This weekend’s Whitby Seafoods Junior Beach Classic will showcase the first public game of a new sport that was created right here in the town.
Volley volley is the name given to an orginal, inclusive version of volleyball, the brainchild of North Riding Eagles coach Anthony Laffan.
“Volleyball in its traditional form is the world’s second most popular team sport and sitting volleyball has been successful in giving many disabled people the chance to play this exciting game,” Laffan said.
“I have however discovered that neither were exactly suited to many of the people I’ve had coming to our club’s ‘Volleyball For All’ sessions.
“Certain individuals’ needs differ and I was finding that for many people with special needs or disabilities sitting down was not an option.
“For others, their disability was not about mobility but it might involve restrictive over-arm movements.
“It was while I was working with one such player, Etienne Schroeder from Botton village, that I had the first idea for the new design for a more inclusive net.”
Coming up with the idea was one thing, but turning it into reality was another, and this was where Whitby-based net maker Steve Leadley came to Laffan’s aid.
The original prototype was not quite right, and it was Eagles’ elite national league players who benefited most from it as they used it for advanced drills.
Going back to the drawing board, Laffan and Leadley enlarged the holes in the net so there were three sizeable windows allowing some players to pass the ball through the net as well as over it.
Laffan spent time trialling the revised version of the net with his club players and members of Whitby Disability Action Group.
When Volleyball England’s Richard Stacey-Chapman visited an Eagles training session to find out about the success that they were having with inclusive volleyball, he was very supportive of the new idea and encouraged Laffan to push on and formulate the rules for volley volley.

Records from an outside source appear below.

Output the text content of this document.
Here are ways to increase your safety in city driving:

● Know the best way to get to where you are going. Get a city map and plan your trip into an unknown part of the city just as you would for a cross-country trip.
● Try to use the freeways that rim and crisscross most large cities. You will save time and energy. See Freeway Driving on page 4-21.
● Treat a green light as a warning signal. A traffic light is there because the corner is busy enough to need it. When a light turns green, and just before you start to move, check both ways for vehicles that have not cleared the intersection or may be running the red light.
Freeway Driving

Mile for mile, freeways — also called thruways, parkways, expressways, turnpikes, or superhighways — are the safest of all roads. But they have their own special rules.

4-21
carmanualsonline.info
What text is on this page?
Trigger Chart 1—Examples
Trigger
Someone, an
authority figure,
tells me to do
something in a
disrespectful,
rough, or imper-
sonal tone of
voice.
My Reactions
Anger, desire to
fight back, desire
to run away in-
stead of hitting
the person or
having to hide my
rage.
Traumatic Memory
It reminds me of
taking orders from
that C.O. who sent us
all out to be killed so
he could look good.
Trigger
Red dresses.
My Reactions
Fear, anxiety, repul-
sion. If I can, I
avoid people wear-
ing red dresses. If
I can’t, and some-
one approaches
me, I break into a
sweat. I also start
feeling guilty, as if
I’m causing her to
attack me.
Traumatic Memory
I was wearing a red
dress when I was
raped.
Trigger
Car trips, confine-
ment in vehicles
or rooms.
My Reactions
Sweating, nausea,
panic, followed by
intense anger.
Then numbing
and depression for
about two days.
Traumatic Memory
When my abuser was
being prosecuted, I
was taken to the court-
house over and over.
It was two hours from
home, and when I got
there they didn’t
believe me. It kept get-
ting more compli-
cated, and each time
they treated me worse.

Where possible, the rules remain the same as traditional volleyball, the main difference being that the ball can be hit through the net as well over it.
“The game is just played as normal, but at a faster pace and with different angles of attack and quicker responses required in defence,” Laffan added.
After the rules of the game were finalised, a third and final version of the net was designed, made and successfully trialled and the three variations of the net allow for adaptability according to skill levels of participants.
After a year of trial and error, the Eagles are ready to showcase their new style of volleyball at the Whitby Seafoods Junior Beach Classic, where a special match will be played at 1pm to mark the official launch of the game.